Tudo no espetáculo é de mal gosto, a cada número com caixas e aparições, Celenk faz uma pose parruda de mágico que acabou de fazer algo incrível, a postura corporal desse “agradecimento” que indica que o número acabou é completamente ensimesmada e egocêntrica. O espetáculo parece seguir uma espécie de obsessão pelo grandioso, no sentido físico de grande mesmo. A maioria das coisas acontecem em caixas grandes e o protagonista parece se orgulhar disso por meio de uma postura corporal que passa uma mensagem do tipo “olha como isso aqui é grande e eu sou demais”. Acontece que a qualidade do espetáculo é péssima e de muito mau gosto. A estética é ultrapassada, cheia de brilhos. Se a descrição estiver correta, 100 figurinos foram compostos e 100 figurinos deselegantes.

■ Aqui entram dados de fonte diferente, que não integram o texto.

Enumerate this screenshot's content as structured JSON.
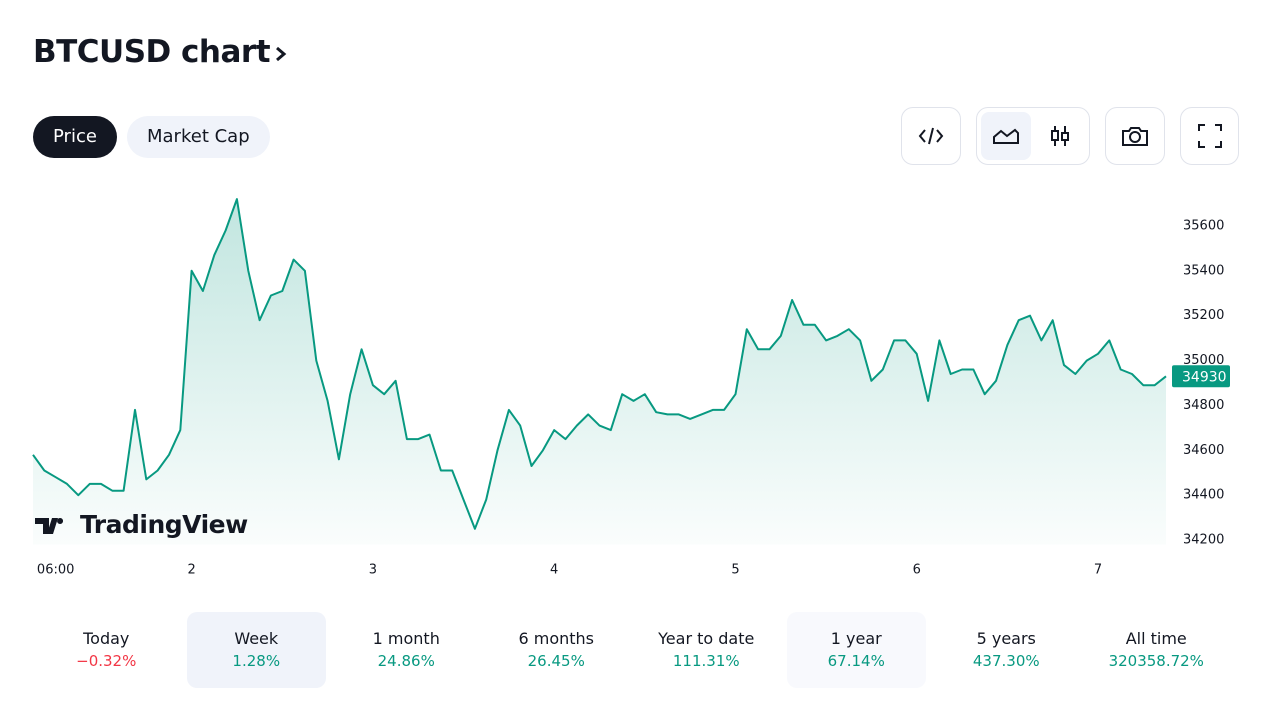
{
  "header": {
    "title": "BTCUSD chart"
  },
  "tabs": [
    "Price",
    "Market Cap"
  ],
  "watermark": "TradingView",
  "chart_data": {
    "type": "line",
    "color": "#089981",
    "values": [
      34580,
      34510,
      34480,
      34450,
      34400,
      34450,
      34450,
      34420,
      34420,
      34780,
      34470,
      34510,
      34580,
      34690,
      35400,
      35310,
      35470,
      35580,
      35720,
      35400,
      35180,
      35290,
      35310,
      35450,
      35400,
      35000,
      34820,
      34560,
      34850,
      35050,
      34890,
      34850,
      34910,
      34650,
      34650,
      34670,
      34510,
      34510,
      34380,
      34250,
      34380,
      34600,
      34780,
      34710,
      34530,
      34600,
      34690,
      34650,
      34710,
      34760,
      34710,
      34690,
      34850,
      34820,
      34850,
      34770,
      34760,
      34760,
      34740,
      34760,
      34780,
      34780,
      34850,
      35140,
      35050,
      35050,
      35110,
      35270,
      35160,
      35160,
      35090,
      35110,
      35140,
      35090,
      34910,
      34960,
      35090,
      35090,
      35030,
      34820,
      35090,
      34940,
      34960,
      34960,
      34850,
      34910,
      35070,
      35180,
      35200,
      35090,
      35180,
      34980,
      34940,
      35000,
      35030,
      35090,
      34960,
      34940,
      34890,
      34890,
      34930
    ],
    "xlim": [
      0,
      100
    ],
    "xticks": [
      {
        "value": 2,
        "label": "06:00"
      },
      {
        "value": 14,
        "label": "2"
      },
      {
        "value": 30,
        "label": "3"
      },
      {
        "value": 46,
        "label": "4"
      },
      {
        "value": 62,
        "label": "5"
      },
      {
        "value": 78,
        "label": "6"
      },
      {
        "value": 94,
        "label": "7"
      }
    ],
    "ylim": [
      34180,
      35780
    ],
    "yticks": [
      34200,
      34400,
      34600,
      34800,
      35000,
      35200,
      35400,
      35600
    ]
  },
  "periods": [
    {
      "label": "Today",
      "change": "−0.32%"
    },
    {
      "label": "Week",
      "change": "1.28%"
    },
    {
      "label": "1 month",
      "change": "24.86%"
    },
    {
      "label": "6 months",
      "change": "26.45%"
    },
    {
      "label": "Year to date",
      "change": "111.31%"
    },
    {
      "label": "1 year",
      "change": "67.14%"
    },
    {
      "label": "5 years",
      "change": "437.30%"
    },
    {
      "label": "All time",
      "change": "320358.72%"
    }
  ]
}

Parece que Maicon Clenk atua em algum tipo de cegueira egóica. Por exemplo a sátira à Henry e Klauss, por meio de uma personagem que diz representar todos os mágicos que se dizem “o maior da América Latina”, parece na verdade alguma espécie de recalque mal resolvido. Se trata de criticar exatamente o mesmo tipo de estratégia que a dupla usa, enquanto um usa maior, o outro usa grande. Além disso, ambos tem uma postura corporal muito parecida quando um número acaba. Uma coisa é sincera no espetáculo, o título é genérico, tanto quanto o espetáculo não apresenta nenhuma grande novidade no campo das artes performativas. Clenk, na descrição do Sympla, se diz inventor da linguagem artística “Teatro Ilusionista”, mas nada de diferente acontece. Não sei se ele acha que o fato de um elenco grande de bailarinas é uma linguagem artística nova ou qualquer coisa do tipo, sei que ele demonstra a inconsciência de que misturar mágica e teatro é um dos maiores problemas da mágica moderna, resultando em toda a pesquisa de Ricardo Harada. O próprio Tamariz já se debruçou em uma pesquisa do tipo e está consciente das dificuldades de uma real mescla de teatro e de mágica. Em “O Grande Show de Mágica”, nada demais acontece nesse sentido. Parece que Clenk não sabe mesmo muito sobre teoria da mágica, resolveu fazer um show com equipamentos que comprou, contratar inúmeras bailarinas e se vender como inventor de uma linguagem que vem há décadas sendo explorada com suas diversas problemáticas a serem solucionadas. Mas serei honesto, acho que a obsessão pelo grande fez sim Clenk inventor de uma linguagem artística: a linguagem da pequenez da grandeza.